K-means exploration

With the 2020 MineRL competition, we introduced vectorized obfuscated environments which abstract non-visual state information as well as the action space of the agent to be continuous vector spaces. See MineRLObtainDiamondVectorObf-v0 for documentation on the evaluation environment for that competition.

To use techniques in the MineRL competition that require discrete actions, we can use k-means to quantize the human demonstrations and give our agent n discrete actions representative of actions taken by humans when solving the environment.

To get started, let’s download the MineRLTreechopVectorObf-v0 environment.

python -m minerl.data.download 'MineRLTreechopVectorObf-v0'

Note

If you are unable to download the data ensure you have the MINERL_DATA_ROOT env variable set as demonstrated in data sampling.

Now we load the dataset for MineRLTreechopVectorObf-v0 and find 32 clusters using sklearn learn

from sklearn.cluster import KMeans

dat = minerl.data.make('MineRLTreechopVectorObf-v0')

# Load the dataset storing 1000 batches of actions
act_vectors = []
for _, act, _, _,_ in tqdm.tqdm(dat.batch_iter(16, 32, 2, preload_buffer_size=20)):
    act_vectors.append(act['vector'])
    if len(act_vectors) > 1000:
        break

# Reshape these the action batches
acts = np.concatenate(act_vectors).reshape(-1, 64)
kmeans_acts = acts[:100000]

# Use sklearn to cluster the demonstrated actions
kmeans = KMeans(n_clusters=32, random_state=0).fit(kmeans_acts)

Now we have 32 actions that represent reasonable actions for our agent to take.
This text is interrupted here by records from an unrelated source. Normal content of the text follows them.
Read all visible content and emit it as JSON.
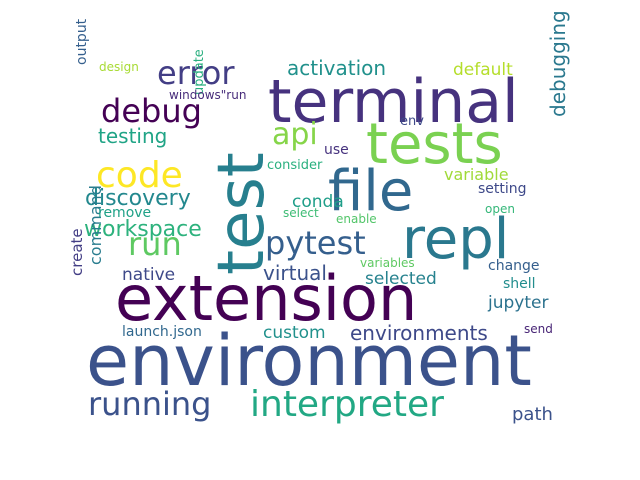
{
  "words": [
    {
      "text": "environment",
      "color": "#3b528b"
    },
    {
      "text": "extension",
      "color": "#440154"
    },
    {
      "text": "terminal",
      "color": "#46327e"
    },
    {
      "text": "test",
      "color": "#277f8e"
    },
    {
      "text": "tests",
      "color": "#7ad151"
    },
    {
      "text": "file",
      "color": "#31688e"
    },
    {
      "text": "repl",
      "color": "#2a788e"
    },
    {
      "text": "interpreter",
      "color": "#22a884"
    },
    {
      "text": "pytest",
      "color": "#355f8d"
    },
    {
      "text": "running",
      "color": "#3b528b"
    },
    {
      "text": "code",
      "color": "#fde725"
    },
    {
      "text": "error",
      "color": "#433e85"
    },
    {
      "text": "debug",
      "color": "#440154"
    },
    {
      "text": "api",
      "color": "#86d549"
    },
    {
      "text": "run",
      "color": "#5ec962"
    },
    {
      "text": "workspace",
      "color": "#2db27d"
    },
    {
      "text": "discovery",
      "color": "#23888e"
    },
    {
      "text": "activation",
      "color": "#21918c"
    },
    {
      "text": "testing",
      "color": "#20a486"
    },
    {
      "text": "environments",
      "color": "#3e4989"
    },
    {
      "text": "virtual",
      "color": "#3b528b"
    },
    {
      "text": "debugging",
      "color": "#2a788e"
    },
    {
      "text": "conda",
      "color": "#1f9e89"
    },
    {
      "text": "native",
      "color": "#3e4989"
    },
    {
      "text": "selected",
      "color": "#26828e"
    },
    {
      "text": "custom",
      "color": "#21918c"
    },
    {
      "text": "jupyter",
      "color": "#2c728e"
    },
    {
      "text": "default",
      "color": "#b5de2b"
    },
    {
      "text": "variable",
      "color": "#a0da39"
    },
    {
      "text": "command",
      "color": "#287c8e"
    },
    {
      "text": "create",
      "color": "#433e85"
    },
    {
      "text": "path",
      "color": "#3b528b"
    },
    {
      "text": "output",
      "color": "#355f8d"
    },
    {
      "text": "launch.json",
      "color": "#31688e"
    },
    {
      "text": "remove",
      "color": "#1fa187"
    },
    {
      "text": "update",
      "color": "#29af7f"
    },
    {
      "text": "setting",
      "color": "#3e4989"
    },
    {
      "text": "change",
      "color": "#355f8d"
    },
    {
      "text": "shell",
      "color": "#228d8d"
    },
    {
      "text": "use",
      "color": "#46327e"
    },
    {
      "text": "env",
      "color": "#3e4989"
    },
    {
      "text": "consider",
      "color": "#2ab07f"
    },
    {
      "text": "windows\"run",
      "color": "#472c7a"
    },
    {
      "text": "design",
      "color": "#a8db34"
    },
    {
      "text": "send",
      "color": "#482576"
    },
    {
      "text": "open",
      "color": "#35b779"
    },
    {
      "text": "select",
      "color": "#3dbc74"
    },
    {
      "text": "enable",
      "color": "#52c569"
    },
    {
      "text": "variables",
      "color": "#5ec962"
    }
  ]
}
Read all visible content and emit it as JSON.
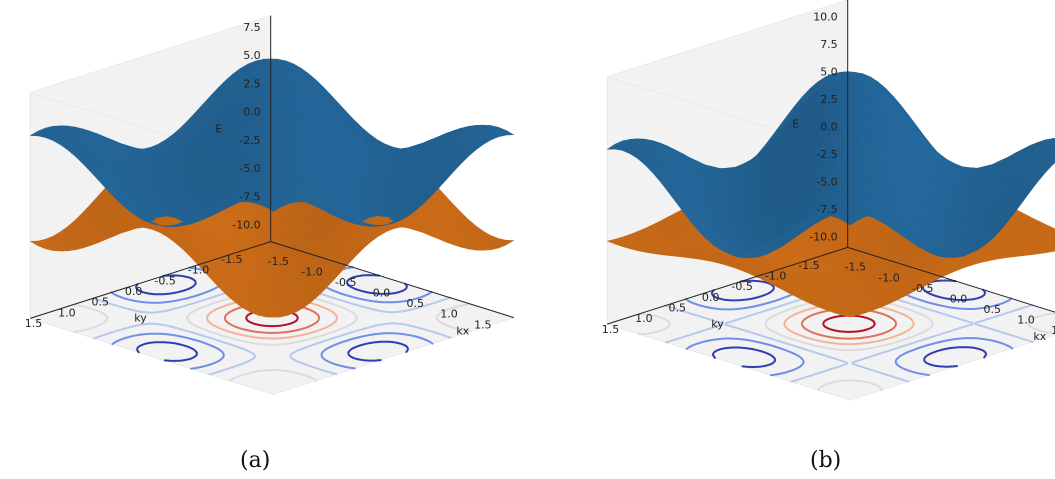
{
  "colors": {
    "upper_band": "#2a78b4",
    "lower_band": "#f07f1c",
    "pane": "#f2f2f2",
    "contour_levels": [
      "#2f3fb0",
      "#6f8fe8",
      "#b8c8ee",
      "#dcdcdc",
      "#f2b49a",
      "#e27058",
      "#b2112a"
    ]
  },
  "chart_data": [
    {
      "type": "surface3d",
      "panel_label": "(a)",
      "xlabel": "kx",
      "ylabel": "ky",
      "zlabel": "E",
      "xticks": [
        "-1.5",
        "-1.0",
        "-0.5",
        "0.0",
        "0.5",
        "1.0",
        "1.5"
      ],
      "yticks": [
        "1.5",
        "1.0",
        "0.5",
        "0.0",
        "-0.5",
        "-1.0",
        "-1.5"
      ],
      "zticks": [
        "7.5",
        "5.0",
        "2.5",
        "0.0",
        "-2.5",
        "-5.0",
        "-7.5",
        "-10.0"
      ],
      "xlim": [
        -1.8,
        1.8
      ],
      "ylim": [
        -1.8,
        1.8
      ],
      "zlim": [
        -11.5,
        8.5
      ],
      "series": [
        {
          "band": "upper",
          "color": "#2a78b4",
          "E_at_center": 8.5,
          "E_at_edges": -0.2,
          "E_at_corners": 5.2
        },
        {
          "band": "lower",
          "color": "#f07f1c",
          "E_at_center": -8.5,
          "E_at_edges": 0.2,
          "E_at_corners": -5.2
        }
      ],
      "contour_projection": "bottom plane (E = -11.5)"
    },
    {
      "type": "surface3d",
      "panel_label": "(b)",
      "xlabel": "kx",
      "ylabel": "ky",
      "zlabel": "E",
      "xticks": [
        "-1.5",
        "-1.0",
        "-0.5",
        "0.0",
        "0.5",
        "1.0",
        "1.5"
      ],
      "yticks": [
        "1.5",
        "1.0",
        "0.5",
        "0.0",
        "-0.5",
        "-1.0",
        "-1.5"
      ],
      "zticks": [
        "10.0",
        "7.5",
        "5.0",
        "2.5",
        "0.0",
        "-2.5",
        "-5.0",
        "-7.5",
        "-10.0"
      ],
      "xlim": [
        -1.8,
        1.8
      ],
      "ylim": [
        -1.8,
        1.8
      ],
      "zlim": [
        -11.0,
        11.5
      ],
      "series": [
        {
          "band": "upper",
          "color": "#2a78b4",
          "E_at_center": 11.5,
          "E_at_edges": -1.8,
          "E_at_corners": 5.6
        },
        {
          "band": "lower",
          "color": "#f07f1c",
          "E_at_center": -7.0,
          "E_at_edges": -2.0,
          "E_at_corners": -3.6
        }
      ],
      "contour_projection": "bottom plane (E = -11.0)"
    }
  ]
}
Let’s take these and improve our random hello world agent from before.

i, net_reward, done, env = 0, 0, False, gym.make('MineRLTreechopVectorObf-v0')
obs = env.reset()

while not done:
    # Let's use a frame skip of 4 (could you do better than a hard-coded frame skip?)
    if i % 4 == 0:
        action = {
            'vector': kmeans.cluster_centers_[np.random.choice(NUM_CLUSTERS)]
        }

    obs, reward, done, info = env.step(action)
    env.render()

    if reward > 0:
        print("+{} reward!".format(reward))
    net_reward += reward
    i += 1

print("Total reward: ", net_reward)

Putting this all together we get:

Full snippet

import gym
import tqdm
import minerl
import numpy as np

from sklearn.cluster import KMeans

dat = minerl.data.make('MineRLTreechopVectorObf-v0')

act_vectors = []
NUM_CLUSTERS = 30

# Load the dataset storing 1000 batches of actions
for _, act, _, _, _ in tqdm.tqdm(dat.batch_iter(16, 32, 2, preload_buffer_size=20)):
    act_vectors.append(act['vector'])
    if len(act_vectors) > 1000:
        break

# Reshape these the action batches
acts = np.concatenate(act_vectors).reshape(-1, 64)
kmeans_acts = acts[:100000]

# Use sklearn to cluster the demonstrated actions
kmeans = KMeans(n_clusters=NUM_CLUSTERS, random_state=0).fit(kmeans_acts)

i, net_reward, done, env = 0, 0, False, gym.make('MineRLTreechopVectorObf-v0')
obs = env.reset()

while not done:
    # Let's use a frame skip of 4 (could you do better than a hard-coded frame skip?)
    if i % 4 == 0:
        action = {
            'vector': kmeans.cluster_centers_[np.random.choice(NUM_CLUSTERS)]
        }

    obs, reward, done, info = env.step(action)
    env.render()

    if reward > 0:
        print("+{} reward!".format(reward))
    net_reward += reward
    i += 1

print("Total reward: ", net_reward)

Try comparing this k-means random agent with a random agent using env.action_space.sample()! You should see the human actions are a much more reasonable way to explore the environment!